Sitting on the sturdy balcony of Milltown’s modern clubhouse – the pretty pavilion clubhouse was destroyed in a fire in 1958 – overlooking both the ninth and the 18th, smiling club members are matter-of-fact about the cup.

Strikes may come and strikes may go. Industries can rise and fall. Old technologies crumble and new technologies are born, but the century since the Lockout has had one unchanging idea – golf.

The William Martin Murphy is a fine elongated silver cup, with slightly squared handles, and the names of its winners crowd its surface. There is space now only on the foot of the cup for the names of future winners to be inscribed.

“It used to be a 36-hole competition, then it was reduced to 27 holes and now it’s down to 18,” explains Eamonn Beale, the club’s historian. The William Martin Murphy Cup is one of Milltown’s more important trophies, coming after only the President’s Prize and the Captain’s Prize.

Brian O'Driscoll is a current member of Milltown. Past winners of the William Martin Murphy Cup include several rugby internationals: Michael O'Flanagan, who played both soccer and rugby internationally, won it in 1948 and 1949; the Army showjumper PJ Kiernan (1965); and the late Hector Legge of the Irish Independent, the newspaper Martin Murphy founded (1981).
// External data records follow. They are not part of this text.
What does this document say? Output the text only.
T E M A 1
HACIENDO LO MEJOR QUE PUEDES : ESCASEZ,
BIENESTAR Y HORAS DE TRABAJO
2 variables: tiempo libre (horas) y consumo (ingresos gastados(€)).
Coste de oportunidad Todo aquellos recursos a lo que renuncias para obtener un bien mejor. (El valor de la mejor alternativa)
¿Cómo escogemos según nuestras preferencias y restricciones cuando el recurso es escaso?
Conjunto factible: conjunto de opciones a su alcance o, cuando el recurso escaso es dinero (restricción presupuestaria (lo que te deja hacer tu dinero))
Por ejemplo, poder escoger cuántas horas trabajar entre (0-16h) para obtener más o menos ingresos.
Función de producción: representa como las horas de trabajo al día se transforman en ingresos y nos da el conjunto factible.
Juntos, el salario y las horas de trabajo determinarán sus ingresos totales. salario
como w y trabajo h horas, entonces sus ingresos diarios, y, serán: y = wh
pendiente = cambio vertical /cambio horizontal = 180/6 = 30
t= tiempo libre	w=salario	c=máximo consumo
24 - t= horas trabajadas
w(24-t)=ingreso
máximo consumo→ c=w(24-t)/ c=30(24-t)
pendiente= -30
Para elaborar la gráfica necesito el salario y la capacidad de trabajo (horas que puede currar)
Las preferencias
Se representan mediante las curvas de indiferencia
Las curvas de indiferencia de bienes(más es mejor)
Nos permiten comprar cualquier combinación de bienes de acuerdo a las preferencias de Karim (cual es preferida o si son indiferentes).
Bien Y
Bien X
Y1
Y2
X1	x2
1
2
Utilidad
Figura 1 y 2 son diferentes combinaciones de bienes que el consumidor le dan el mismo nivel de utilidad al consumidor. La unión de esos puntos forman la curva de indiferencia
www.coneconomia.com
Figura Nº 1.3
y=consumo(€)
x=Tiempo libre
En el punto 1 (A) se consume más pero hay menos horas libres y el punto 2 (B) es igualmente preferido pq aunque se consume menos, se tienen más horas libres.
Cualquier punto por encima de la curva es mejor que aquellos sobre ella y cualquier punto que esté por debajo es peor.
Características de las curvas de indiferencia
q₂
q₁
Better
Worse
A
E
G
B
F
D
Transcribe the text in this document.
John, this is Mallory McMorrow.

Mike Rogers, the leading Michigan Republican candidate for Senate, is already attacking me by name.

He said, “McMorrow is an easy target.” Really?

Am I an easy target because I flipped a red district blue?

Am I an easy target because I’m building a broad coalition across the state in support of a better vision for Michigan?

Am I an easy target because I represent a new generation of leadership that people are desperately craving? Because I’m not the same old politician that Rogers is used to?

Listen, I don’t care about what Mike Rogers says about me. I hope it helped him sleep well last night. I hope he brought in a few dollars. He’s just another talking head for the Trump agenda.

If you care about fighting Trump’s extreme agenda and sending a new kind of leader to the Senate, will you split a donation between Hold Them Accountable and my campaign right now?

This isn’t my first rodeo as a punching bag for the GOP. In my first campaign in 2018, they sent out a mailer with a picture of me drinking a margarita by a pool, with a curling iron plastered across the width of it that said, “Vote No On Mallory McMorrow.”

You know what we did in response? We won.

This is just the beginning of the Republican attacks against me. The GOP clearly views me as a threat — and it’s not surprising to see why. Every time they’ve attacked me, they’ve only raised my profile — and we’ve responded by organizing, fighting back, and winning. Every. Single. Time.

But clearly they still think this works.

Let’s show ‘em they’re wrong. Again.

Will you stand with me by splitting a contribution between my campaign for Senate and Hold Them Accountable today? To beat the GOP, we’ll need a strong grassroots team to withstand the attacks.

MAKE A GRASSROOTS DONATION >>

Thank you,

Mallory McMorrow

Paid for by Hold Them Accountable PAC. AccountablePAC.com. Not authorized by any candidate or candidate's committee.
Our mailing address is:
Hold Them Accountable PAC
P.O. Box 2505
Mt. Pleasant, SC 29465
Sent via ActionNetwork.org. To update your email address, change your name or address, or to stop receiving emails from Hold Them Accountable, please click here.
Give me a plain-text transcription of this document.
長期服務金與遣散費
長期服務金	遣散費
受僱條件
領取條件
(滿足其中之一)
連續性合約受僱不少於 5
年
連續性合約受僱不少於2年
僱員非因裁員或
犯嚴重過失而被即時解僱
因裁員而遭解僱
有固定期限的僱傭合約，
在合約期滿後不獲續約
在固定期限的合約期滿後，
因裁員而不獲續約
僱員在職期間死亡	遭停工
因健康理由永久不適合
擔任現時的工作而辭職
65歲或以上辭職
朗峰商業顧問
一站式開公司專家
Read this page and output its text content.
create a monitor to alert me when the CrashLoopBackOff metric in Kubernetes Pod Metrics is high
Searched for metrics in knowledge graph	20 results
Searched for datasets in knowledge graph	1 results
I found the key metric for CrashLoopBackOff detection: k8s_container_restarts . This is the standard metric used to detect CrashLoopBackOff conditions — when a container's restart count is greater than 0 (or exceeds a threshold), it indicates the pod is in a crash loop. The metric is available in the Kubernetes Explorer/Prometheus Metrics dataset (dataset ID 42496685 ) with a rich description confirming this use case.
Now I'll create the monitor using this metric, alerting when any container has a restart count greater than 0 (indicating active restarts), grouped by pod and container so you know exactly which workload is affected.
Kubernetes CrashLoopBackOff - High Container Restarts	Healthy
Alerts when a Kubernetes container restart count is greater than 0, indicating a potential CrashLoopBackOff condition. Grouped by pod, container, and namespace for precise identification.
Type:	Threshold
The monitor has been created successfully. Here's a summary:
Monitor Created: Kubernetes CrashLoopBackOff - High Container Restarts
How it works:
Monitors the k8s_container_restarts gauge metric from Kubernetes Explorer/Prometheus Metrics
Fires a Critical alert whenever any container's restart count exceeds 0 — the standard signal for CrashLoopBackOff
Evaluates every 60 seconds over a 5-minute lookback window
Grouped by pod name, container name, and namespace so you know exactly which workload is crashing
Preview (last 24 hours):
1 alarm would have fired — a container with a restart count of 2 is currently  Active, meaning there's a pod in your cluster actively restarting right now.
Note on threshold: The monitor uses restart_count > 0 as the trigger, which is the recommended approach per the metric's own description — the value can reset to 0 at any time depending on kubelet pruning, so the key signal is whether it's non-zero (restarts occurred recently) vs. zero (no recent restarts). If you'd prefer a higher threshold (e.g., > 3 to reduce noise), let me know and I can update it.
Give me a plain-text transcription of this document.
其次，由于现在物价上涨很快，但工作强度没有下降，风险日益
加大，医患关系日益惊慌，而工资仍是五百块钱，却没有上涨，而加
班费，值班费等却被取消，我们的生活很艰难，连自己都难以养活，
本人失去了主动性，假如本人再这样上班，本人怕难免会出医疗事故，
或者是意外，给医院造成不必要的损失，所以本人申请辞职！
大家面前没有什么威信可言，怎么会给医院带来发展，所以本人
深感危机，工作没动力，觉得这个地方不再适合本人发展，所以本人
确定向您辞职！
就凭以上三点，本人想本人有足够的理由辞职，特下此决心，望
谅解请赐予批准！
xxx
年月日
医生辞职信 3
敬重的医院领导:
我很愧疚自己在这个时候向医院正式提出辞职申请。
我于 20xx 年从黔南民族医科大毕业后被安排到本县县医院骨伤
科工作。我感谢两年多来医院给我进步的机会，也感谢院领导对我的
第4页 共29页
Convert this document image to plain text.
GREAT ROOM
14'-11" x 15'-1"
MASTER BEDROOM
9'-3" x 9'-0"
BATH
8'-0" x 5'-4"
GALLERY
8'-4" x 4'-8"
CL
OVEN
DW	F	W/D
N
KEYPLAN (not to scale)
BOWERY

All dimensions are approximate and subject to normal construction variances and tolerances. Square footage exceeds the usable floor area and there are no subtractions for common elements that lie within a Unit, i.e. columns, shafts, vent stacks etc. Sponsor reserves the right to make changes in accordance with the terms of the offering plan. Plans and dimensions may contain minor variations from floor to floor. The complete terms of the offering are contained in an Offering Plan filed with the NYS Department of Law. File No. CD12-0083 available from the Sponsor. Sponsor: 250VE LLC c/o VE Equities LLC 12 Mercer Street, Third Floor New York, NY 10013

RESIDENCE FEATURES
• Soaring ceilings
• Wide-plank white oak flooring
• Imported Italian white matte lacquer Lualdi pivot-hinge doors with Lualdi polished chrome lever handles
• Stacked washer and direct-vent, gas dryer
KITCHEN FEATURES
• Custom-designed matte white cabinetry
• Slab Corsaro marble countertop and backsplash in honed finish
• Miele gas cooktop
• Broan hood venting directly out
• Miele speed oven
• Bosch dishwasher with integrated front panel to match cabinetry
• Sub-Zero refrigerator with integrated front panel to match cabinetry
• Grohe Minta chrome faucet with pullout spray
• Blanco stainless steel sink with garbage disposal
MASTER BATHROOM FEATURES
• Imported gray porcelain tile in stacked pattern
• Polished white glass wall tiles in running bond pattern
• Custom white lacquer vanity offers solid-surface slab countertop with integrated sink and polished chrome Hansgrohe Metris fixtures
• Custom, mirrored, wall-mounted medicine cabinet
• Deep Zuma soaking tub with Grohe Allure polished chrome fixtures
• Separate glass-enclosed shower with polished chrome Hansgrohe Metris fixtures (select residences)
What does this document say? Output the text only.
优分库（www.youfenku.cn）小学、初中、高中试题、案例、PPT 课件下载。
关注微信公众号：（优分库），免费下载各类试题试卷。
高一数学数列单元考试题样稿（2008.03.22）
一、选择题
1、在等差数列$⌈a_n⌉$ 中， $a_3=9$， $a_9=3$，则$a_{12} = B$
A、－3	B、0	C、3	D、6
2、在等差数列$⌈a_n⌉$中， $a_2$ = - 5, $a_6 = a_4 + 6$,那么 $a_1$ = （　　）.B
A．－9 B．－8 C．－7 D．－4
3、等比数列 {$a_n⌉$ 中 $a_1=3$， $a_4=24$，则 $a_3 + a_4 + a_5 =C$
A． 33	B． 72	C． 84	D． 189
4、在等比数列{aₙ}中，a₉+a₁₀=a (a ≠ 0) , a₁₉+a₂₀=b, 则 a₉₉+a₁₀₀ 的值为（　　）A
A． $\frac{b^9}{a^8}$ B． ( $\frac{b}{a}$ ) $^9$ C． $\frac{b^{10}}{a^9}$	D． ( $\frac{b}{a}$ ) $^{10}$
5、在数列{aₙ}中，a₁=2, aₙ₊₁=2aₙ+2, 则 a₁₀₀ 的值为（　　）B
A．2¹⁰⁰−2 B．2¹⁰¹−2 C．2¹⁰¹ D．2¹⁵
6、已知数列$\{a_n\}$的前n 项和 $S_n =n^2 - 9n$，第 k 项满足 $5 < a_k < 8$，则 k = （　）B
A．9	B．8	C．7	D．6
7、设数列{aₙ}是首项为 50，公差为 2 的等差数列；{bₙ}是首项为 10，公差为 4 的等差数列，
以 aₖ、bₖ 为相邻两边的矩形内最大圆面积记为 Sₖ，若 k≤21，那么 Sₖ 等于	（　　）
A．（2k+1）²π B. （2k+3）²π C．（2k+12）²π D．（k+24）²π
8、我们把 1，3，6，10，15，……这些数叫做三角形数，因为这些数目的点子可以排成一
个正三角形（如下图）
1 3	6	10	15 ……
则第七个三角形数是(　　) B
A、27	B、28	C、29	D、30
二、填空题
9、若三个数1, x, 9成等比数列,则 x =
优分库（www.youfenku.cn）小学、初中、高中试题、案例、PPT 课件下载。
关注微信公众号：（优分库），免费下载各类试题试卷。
Martin Murphy didn’t play golf; his main interest was sailing. Nevertheless he endowed the cup in his name when Milltown was established in 1907. He was a founding member and the first president, a post he held until his death in 1919.

His son, William Lombard Murphy, would be club president from 1948 to 1953. Milltown was founded by a group of men who were members of the Leinster Club on Clare Street. Most were prosperous Catholics who wanted a golf club on the southside of the city.

By 1911 Milltown had 14 staff, including a man identified only as “Mr Bush”, who was the resident clubmaker. The club staff, and its president, Murphy, gaze calmly out of their respective sepia photographs, not knowing of the turmoil that was to come.

The William Martin Murphy Cup certainly endured. It was played every year of the first World War. In 1913, the year of the Lockout, it was won by EN Devitt. Also in 1913, William Martin Murphy helped found the Rathmines and Rathgar Musical Society. He became its president that year too.